Aidan looked at Lily. “Definitely something else.”

She gave him a long look that made him grin.

Jonathan too. “I’m thinking of putting her in charge just so I don’t have to be.”

Aidan nodded. “I’m sure you’ll be in good hands.”

Well dammit, it was hard to hold on to a good mad with a compliment like that, but she gave it the ol’ college try.

“Get me a list of the work you need done,” Aidan said. “I’ll talk it over with Gray and see what we can do.”

“Maybe we could just deal with Gray directly,” Lily said.

He gave a slow shake of his head. “Why?”

She tried not to notice how his T-shirt had stretched itself nearly beyond its limits to cover his broad shoulders. Or how the shirt was only partially tucked in at his abs. Or that he smelled fantastic. “It’d make things easier,” she said.

“For who?”

She stared at him. Was the air suddenly too thick to breathe or was that just her? “Me,” she admitted.

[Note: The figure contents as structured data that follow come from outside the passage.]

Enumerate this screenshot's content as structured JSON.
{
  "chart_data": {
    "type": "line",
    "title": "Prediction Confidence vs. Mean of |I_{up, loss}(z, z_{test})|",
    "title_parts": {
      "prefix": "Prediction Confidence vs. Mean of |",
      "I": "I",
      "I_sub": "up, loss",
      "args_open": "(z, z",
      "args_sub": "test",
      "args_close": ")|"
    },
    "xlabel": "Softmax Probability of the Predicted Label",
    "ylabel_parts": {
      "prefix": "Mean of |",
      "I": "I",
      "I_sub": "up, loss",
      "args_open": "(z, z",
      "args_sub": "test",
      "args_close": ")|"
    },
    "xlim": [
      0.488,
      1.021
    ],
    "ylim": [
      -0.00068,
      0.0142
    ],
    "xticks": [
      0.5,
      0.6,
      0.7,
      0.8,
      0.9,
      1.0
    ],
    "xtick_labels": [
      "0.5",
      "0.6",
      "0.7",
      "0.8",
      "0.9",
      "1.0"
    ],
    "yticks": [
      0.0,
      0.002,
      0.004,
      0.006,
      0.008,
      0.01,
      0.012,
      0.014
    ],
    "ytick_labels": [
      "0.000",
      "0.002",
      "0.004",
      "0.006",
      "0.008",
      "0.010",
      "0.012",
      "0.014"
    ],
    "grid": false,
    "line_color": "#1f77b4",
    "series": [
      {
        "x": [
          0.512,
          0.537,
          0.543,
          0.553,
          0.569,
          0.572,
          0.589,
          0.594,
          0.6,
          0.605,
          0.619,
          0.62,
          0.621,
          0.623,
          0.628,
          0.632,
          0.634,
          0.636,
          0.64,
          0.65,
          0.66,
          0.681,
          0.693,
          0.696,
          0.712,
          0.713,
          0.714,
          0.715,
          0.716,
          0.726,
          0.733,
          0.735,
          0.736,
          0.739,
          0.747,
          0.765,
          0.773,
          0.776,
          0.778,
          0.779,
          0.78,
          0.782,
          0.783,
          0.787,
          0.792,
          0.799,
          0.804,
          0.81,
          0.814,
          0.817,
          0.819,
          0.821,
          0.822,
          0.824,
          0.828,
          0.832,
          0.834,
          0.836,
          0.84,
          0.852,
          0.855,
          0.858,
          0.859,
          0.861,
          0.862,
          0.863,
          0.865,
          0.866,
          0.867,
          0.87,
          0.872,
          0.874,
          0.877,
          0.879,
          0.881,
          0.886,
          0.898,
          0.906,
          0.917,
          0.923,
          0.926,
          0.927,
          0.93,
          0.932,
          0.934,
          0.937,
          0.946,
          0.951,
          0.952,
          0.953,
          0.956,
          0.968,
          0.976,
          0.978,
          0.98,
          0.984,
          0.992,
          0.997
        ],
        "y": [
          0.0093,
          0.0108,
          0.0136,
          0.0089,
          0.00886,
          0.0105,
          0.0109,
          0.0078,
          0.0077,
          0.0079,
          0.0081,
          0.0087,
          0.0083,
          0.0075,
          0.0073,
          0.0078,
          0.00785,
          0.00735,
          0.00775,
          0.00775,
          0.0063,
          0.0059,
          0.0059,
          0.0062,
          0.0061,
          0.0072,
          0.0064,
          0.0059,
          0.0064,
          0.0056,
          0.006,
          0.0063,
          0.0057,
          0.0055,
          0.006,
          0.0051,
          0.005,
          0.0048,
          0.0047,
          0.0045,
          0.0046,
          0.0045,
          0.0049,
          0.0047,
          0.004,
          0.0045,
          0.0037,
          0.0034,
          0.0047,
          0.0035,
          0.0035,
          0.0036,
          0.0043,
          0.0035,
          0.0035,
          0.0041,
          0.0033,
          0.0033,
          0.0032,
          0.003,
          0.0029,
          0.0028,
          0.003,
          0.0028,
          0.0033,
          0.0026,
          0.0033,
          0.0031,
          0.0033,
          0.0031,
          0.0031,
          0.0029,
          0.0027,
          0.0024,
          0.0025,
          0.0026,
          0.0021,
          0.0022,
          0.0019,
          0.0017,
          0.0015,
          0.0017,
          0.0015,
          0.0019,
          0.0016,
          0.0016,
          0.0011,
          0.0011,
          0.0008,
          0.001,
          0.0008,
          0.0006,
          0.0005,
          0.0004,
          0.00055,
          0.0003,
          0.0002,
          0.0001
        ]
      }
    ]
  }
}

He cocked his head. “Maybe I’m not interested in making things easier for you,” he said so casually that it took a moment for the words to process. By the time it sank in, he’d changed out the blown fuse and was gone.

Jonathan was still grinning.

“Why are you smiling like that?” she asked, irritated.

“Because this is going to be fun.”

Lily was pretty sure this, whatever this was, was going to be the exact opposite of fun.

Thanks to some idiot throwing a lit cigarette out his window on Highway 74, Aidan and the entire fire department spent the next three days fighting a blaze fifteen miles away on Mt. Rose.

Finally a violent rainstorm rode in like a tumbleweed and saved the day, helping them beat the fire into submission.

When he finally got home, he felt disgusting. He stripped on the way to the bathroom and then stood beneath the showerhead for a full thirty minutes—the best thirty minutes he’d had in days.